Revenue for the year increased 6% year-over-year to $1.9 billion, and same-store sales grew 6%. Gross profit margin was 22.8%. The company reported a $146 million non-cash goodwill and intangible asset impairment charge in the fourth quarter, resulting in a GAAP net loss of $116 million. Adjusted EBIDTA for the year was $70 million.

“We delivered a solid finish to what was a challenging fiscal 2025 for our industry, outperforming the market and continuing to advance our strategic priorities,” OneWater executive chairman Austin Singleton said in a statement. “Amid heightened competition and elevated promotional activity, our teams executed with discipline, managing inventory to the cleanest levels we have seen in years. Supported by our flexible operating model, we effectively aligned costs with market demand and successfully navigated this dynamic environment.”

Fourth-quarter revenue was $460.1 million, a 21.8% increase year-over-year. New-boat revenue increased 24.6%, largely driven by an increase in units sold and average price per unit. Gross profit totaled $103.9 million, up $13.2 million from the previous year.

Net loss for the quarter totaled $113 million, compared with net loss of $10.4 million in the prior-year quarter.
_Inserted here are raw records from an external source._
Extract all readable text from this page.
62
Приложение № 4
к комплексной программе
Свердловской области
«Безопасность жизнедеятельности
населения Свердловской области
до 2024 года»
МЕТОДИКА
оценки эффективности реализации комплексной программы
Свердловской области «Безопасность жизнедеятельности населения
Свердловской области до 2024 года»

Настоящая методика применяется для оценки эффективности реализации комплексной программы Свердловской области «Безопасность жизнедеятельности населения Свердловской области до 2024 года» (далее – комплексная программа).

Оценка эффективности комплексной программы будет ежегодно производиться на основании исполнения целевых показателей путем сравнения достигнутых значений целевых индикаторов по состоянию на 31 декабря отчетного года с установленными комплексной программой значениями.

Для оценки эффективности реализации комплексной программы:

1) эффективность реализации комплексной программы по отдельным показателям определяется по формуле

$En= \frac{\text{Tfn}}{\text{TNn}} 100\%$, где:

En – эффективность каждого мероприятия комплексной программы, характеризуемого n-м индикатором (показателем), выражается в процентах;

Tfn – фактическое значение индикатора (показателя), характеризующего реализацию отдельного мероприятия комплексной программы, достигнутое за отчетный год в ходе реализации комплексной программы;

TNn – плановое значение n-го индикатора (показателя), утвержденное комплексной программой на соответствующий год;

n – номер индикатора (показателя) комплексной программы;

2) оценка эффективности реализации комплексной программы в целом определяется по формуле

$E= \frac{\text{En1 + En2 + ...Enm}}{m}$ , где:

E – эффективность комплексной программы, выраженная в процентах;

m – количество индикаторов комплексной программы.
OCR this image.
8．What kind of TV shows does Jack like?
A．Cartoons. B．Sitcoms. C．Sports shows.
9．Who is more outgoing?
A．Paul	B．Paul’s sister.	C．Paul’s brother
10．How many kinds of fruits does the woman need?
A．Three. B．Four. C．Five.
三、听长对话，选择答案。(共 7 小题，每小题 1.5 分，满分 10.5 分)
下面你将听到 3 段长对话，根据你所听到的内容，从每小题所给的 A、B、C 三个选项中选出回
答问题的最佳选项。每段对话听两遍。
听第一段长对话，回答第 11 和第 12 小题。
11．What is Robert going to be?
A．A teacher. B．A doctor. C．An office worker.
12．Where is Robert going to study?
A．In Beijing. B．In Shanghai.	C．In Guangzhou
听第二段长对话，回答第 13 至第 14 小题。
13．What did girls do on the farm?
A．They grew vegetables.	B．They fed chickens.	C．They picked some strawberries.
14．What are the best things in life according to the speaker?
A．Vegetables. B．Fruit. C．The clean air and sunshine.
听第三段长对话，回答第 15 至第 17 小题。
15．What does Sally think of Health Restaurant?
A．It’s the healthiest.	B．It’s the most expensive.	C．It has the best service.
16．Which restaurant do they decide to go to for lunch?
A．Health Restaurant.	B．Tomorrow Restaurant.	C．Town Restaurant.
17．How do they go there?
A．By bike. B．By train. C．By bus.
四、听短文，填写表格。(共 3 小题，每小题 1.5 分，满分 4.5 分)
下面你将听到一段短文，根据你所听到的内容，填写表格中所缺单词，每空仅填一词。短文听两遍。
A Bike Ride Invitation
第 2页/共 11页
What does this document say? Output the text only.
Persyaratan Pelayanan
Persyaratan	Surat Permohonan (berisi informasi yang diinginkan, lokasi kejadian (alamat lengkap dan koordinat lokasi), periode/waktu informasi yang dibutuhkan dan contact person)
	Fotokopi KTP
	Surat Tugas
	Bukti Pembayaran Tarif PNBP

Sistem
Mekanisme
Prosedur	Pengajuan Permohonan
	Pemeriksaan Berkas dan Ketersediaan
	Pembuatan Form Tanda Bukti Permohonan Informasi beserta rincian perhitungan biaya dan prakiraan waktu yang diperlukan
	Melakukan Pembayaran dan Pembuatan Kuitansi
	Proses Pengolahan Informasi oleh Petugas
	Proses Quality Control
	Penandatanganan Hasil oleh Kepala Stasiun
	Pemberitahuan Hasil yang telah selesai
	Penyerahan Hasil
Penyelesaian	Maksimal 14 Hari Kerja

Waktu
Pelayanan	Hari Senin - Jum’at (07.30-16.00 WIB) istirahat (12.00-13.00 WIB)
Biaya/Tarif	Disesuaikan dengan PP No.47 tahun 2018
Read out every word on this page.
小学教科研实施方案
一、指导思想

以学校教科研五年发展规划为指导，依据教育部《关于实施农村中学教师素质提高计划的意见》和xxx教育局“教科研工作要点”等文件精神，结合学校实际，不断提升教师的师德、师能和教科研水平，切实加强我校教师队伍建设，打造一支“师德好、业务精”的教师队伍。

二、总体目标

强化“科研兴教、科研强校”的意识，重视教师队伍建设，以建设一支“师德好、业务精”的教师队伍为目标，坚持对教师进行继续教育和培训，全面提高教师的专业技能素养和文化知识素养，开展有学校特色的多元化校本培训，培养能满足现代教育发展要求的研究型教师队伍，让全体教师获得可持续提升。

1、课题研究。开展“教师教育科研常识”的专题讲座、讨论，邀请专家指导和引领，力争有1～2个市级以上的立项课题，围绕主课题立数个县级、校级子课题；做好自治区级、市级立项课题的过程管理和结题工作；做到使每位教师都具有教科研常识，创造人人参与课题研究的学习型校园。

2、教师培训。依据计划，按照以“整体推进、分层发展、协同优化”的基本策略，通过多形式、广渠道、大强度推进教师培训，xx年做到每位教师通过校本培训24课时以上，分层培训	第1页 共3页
The net loss was driven by a $145.8 million non-cash impairment charge related to goodwill and certain intangible assets.

For fiscal 2026, OneWater anticipates industrywide unit sales to be flat year-over-year. Factoring in lost revenue from exited brands, the company expects total revenue in the range of $1.83 billion to $1.93 billion. Adjusted EBITDA is expected to be in the range of $65 million to $85 million, and adjusted diluted earnings per share is expected to be in the range of $0.25 to $0.75.